Visites prénatales, lutte contre les dépendances et encouragement à l’allaitement maternel s’effectuent dans l’écoute et le respect. « Nous exerçons un travail merveilleux ». En vingt ans de métier, Marie-Hélène Debar ne s’est jamais départie de cette conviction. Entrée à la maternité régionale de Nancy en 1980, la douce jeune femme brune opte pour la fonction publique territoriale en 1994, « pour retrouver avec les futurs parents une dimension relationnelle plus difficile à nouer dans l’urgence des interventions hospitalières ».
Elle intègre alors le service Protection maternelle et infantile (PMI) du Val-de-Lorraine, l’un des neuf territoires du conseil général de Meurthe-et-Moselle. Dans ce département, toute femme ayant déclaré une grossesse à la caisse d’allocations familiale reçoit une lettre de mise à disposition proposant une visite prénatale. Environ 45 % des futures mamans donnent suite à cette invitation, qui peut déboucher sur un suivi régulier.

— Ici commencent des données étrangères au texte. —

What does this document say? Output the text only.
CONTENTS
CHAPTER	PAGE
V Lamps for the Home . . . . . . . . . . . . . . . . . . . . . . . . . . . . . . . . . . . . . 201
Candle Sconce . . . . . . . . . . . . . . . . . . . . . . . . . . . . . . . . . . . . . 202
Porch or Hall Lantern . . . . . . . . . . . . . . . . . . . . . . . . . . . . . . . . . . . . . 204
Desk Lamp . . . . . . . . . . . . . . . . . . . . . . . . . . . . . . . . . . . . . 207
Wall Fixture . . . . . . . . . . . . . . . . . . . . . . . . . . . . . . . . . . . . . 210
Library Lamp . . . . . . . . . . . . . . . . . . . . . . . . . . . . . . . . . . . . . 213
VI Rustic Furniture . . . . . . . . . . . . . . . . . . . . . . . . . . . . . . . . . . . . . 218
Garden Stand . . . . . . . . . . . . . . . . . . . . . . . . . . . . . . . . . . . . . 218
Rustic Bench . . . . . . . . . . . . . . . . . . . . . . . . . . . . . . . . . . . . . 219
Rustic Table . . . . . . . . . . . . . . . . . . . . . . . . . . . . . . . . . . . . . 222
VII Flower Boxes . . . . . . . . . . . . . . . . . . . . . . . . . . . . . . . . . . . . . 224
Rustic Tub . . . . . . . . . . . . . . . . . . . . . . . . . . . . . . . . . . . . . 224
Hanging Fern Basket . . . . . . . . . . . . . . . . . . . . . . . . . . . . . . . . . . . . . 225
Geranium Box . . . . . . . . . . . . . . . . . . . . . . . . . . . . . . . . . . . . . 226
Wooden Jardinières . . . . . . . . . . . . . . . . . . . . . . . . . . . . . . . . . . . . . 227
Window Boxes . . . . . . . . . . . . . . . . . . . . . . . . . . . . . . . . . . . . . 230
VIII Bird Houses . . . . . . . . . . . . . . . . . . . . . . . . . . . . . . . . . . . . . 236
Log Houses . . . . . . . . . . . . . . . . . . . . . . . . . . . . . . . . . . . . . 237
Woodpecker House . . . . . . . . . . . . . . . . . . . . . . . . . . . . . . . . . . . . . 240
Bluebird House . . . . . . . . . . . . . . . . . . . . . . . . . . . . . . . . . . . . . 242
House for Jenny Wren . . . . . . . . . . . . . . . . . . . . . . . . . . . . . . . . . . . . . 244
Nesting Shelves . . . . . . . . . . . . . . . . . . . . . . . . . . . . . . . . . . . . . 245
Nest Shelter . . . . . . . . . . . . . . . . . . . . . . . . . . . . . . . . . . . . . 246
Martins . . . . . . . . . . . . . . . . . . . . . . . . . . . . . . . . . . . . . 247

En PMI, notre tâche consiste à accompagner les parents présentant des difficultés d’ordre psychologique, social ou médical et requerrant une attention particulière. Notre réseau, qui associe les assistantes sociales, les praticiens libéraux, les services de protection de l’enfance et les établissements d’accouchement, nous informe des situations préoccupantes.
Marie-Hélène Debar
Aide et écoute lors des visites à domicile
Présentant une forte dimension sociale, le métier n’en reste pas moins technique et médical. Les sages-femmes territoriales se déplacent avec une mallette, procèdent systématiquement à une prise de tension et à l’écoute du rythme cardiaque du bébé et évaluent, le cas échéant, les menaces d’accouchement prématuré.
« Cet incident fréquent est rarement anodin. Les contractions avant terme résultent en général de difficultés psychologiques et sociales », explique Marie-Hélène Debar. « Notre intervention au domicile de la future maman nous permet de cerner les difficultés et de conseiller l’hospitalisation si nécessaire », poursuit la sage-femme, qui garde de ses quatre années de terrain des souvenirs émus.
Il est très agréable de découvrir une ville par le biais de ses futures mamans. J’étais particulièrement touchée par les mères dont j’avais suivi une première grossesse et qui me prévenaient spontanément de la deuxième.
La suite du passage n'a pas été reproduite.